IT IS one of the birthplaces of the Scotch whisky industry once famed for illicit distilling and smuggling.

Located on the eastern fringes of rural Speyside, Cabrach, known as one of the top thirty most remote zones in mainland Scotland, was seen as a 'legendary haunt of distillers' in the 18th century at the height of clandestine whisky production.

Now there are plans to mark that murky whisky heritage with a new £6.5 million visitor attraction in the Cabrach.

Designs for the heritage centre have been unveiled which will include a museum of illicit whisky and smuggling, a learning centre and a historic working distillery which would have been in operation in the 1830s.

The Cabrach Trust say that the centre will showcase the key part this significant 80 square mile area has played in Scottish history, with work on the project due to begin later this year for completion in two years time.

It previously decided that it would used historical methods in the working distillery to create their very own Cabrach whisky that was true to the past.

Constructed at Inverharroch Farm, it is expected to attract around 20,000 visitors a year and provide the equivalent of ten full time jobs.

Heritage manager of the Cabrach Trust, Dr Peter Bye Jensen said: “It’s exciting to see our plans for the Cabrach taking a big step closer with the architectural designs for our Heritage Centre.


How the site looks now

"The Cabrach has played a central role in Scottish history. It was the home of Jacobite rebels, its illegal whisky trade led to the Scotch whisky industry we know today, and its people fought in the country’s great wars but all this was in danger of being forgotten.

"The Heritage Centre will bring that history to life and unveil the secrets of the Cabrach through interactive exhibits where visitors will travel back in time to experience life in this harsh but beautiful place.”

The project took shape two years ago after researchers commissioned by the Cabrach Trust discovered a former illicit whisky bothy built into the side of a hill and thought to date back to the early 1800s.

Sheltered by a small crag and built into the side of the hill, the secret bothy offering smugglers an excellent vantage point to keep an eye out for excise men on the nearby highway.

The centre makes use of those existing traditional farm steadings.

Peter McIlhenny, partner at LDN Architects, which has put together the design, said: “This project will transform an existing ancient steading into a visitor attraction, centred around a museum and distillery. Our design adapts the existing range of buildings in a delicate way, whilst incorporating a completely new 21st century building containing the reception, tasting room, shop, café and multi-purpose spaces.

"Those new spaces are tuned to visitor needs while taking full advantage of the magnificent panoramic outlook of the setting. Great care has been brought to the selection and placing of materials to both old and new.”


The distillery received £125,000 from the William Grant Foundation, £25,000 from Foundation Scotland, and £110,000 from the Reekimlane Foundation. A further £50,000 came from an anonymous donor.

The funding from William Grant Foundation will go towards cultural heritage activities, refurbishing the buildings and preparing the site to allow preparatory works.

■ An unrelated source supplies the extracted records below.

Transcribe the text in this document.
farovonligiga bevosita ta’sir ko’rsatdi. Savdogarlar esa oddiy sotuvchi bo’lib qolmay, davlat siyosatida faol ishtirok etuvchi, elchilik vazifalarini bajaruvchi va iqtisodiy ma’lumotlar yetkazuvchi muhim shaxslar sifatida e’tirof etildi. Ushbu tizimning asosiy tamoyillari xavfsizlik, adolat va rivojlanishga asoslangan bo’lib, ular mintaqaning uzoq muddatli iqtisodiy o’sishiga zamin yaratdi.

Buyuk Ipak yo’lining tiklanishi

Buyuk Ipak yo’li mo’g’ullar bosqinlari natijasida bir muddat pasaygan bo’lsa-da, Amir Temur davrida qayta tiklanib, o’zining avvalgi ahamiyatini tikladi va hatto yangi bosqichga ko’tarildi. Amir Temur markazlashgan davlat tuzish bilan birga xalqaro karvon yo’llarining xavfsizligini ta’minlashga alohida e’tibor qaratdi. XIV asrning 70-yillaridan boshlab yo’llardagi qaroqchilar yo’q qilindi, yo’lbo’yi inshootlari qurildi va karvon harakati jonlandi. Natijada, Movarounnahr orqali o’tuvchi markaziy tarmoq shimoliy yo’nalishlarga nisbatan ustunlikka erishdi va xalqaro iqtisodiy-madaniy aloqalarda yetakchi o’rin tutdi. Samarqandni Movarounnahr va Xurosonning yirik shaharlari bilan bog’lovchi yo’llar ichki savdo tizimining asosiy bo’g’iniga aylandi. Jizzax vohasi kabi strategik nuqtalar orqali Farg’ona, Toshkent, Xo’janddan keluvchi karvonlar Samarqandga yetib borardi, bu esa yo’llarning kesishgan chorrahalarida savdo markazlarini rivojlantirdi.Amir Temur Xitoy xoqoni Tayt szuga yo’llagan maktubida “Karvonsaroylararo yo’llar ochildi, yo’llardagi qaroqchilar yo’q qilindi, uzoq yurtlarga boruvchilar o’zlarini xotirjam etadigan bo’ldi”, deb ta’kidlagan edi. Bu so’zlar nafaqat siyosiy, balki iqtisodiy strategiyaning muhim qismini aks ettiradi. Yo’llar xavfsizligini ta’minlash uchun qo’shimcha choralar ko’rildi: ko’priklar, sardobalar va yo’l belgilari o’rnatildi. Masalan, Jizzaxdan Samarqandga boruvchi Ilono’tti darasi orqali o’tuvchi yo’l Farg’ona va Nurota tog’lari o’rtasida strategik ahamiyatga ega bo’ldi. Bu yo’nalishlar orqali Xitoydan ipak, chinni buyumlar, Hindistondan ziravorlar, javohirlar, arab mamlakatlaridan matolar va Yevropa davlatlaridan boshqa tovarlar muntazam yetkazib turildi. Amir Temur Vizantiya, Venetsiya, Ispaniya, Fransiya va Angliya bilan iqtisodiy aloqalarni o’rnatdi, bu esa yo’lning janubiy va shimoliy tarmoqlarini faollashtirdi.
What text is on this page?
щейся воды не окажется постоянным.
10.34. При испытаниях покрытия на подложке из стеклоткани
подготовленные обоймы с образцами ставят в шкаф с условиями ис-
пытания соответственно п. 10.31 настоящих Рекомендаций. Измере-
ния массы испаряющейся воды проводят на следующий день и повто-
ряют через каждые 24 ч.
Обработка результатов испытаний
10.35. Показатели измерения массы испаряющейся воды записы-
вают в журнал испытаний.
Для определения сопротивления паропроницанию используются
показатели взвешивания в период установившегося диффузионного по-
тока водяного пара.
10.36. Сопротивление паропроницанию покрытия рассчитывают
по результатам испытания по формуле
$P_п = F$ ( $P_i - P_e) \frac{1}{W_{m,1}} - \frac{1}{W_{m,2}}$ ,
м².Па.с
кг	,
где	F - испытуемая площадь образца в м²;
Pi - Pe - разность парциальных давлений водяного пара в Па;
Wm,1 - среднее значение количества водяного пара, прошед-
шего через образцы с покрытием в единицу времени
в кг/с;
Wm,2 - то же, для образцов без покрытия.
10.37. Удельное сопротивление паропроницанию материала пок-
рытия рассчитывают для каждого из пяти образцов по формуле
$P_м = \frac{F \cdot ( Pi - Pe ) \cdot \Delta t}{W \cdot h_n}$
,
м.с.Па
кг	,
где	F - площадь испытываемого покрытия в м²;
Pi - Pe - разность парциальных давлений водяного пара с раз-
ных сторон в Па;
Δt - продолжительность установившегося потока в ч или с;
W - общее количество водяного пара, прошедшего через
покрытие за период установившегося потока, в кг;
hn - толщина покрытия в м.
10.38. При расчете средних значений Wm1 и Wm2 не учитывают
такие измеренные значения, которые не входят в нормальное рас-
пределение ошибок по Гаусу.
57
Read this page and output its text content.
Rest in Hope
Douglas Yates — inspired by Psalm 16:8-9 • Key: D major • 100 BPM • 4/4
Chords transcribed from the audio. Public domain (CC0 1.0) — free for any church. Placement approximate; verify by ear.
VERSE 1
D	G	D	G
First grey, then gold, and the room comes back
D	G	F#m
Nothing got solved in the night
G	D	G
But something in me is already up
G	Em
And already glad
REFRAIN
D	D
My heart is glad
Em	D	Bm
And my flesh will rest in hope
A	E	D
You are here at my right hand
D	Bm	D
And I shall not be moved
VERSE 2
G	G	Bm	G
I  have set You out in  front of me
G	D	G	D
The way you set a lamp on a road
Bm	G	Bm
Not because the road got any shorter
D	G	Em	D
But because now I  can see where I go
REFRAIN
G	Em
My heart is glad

Additional funding for the project has come from a mix of social finance, grants and charitable trusts and foundations, with several other funding applications in progress.

The centre plans also included room for a shop, cafe, exhibition space and play area.

Cabrach, which means 'antler place' in Scottish Gaelic as a one time home of herds of red deer, is home to some of Scotland’s rarest wildlife and a once-secret nuclear bunker, among other attractions.

In 2011 it was given dark sky discovery site status. Because it is one of the most remote locations in Scotland, the lack of light pollution means it is one of the best places to stargaze.


It has also been described as a ‘living war memorial’ due to the large number of abandoned buildings in the area, largely left behind by families who lost menfolk in the First and Second World Wars But it was in the early 1800s that it gained its notoriety with reputedly at least one illegal still at every farm in the parish, although there is historical evidence of distilling being practiced as far back as the 1600’s..

Locals were said to have mixed farming and illicit distilling with consummate skill, using the remote landscape and difficult to access farms to create a well organised underground network of illicit stills and a communication network designed to dodge customs and excise raids.

The smugglers consequently distributed spirits locally, nationally and beyond and were known to have had skirmishes and even bloody battles with any figures of authority who tried to stop them.

The scale of the black market led to a change in the law in 1823 which legalised commercial whisky stills, creating the global Scotch whisky success story we know now. By the mid 1800’s there were three licensed distilleries.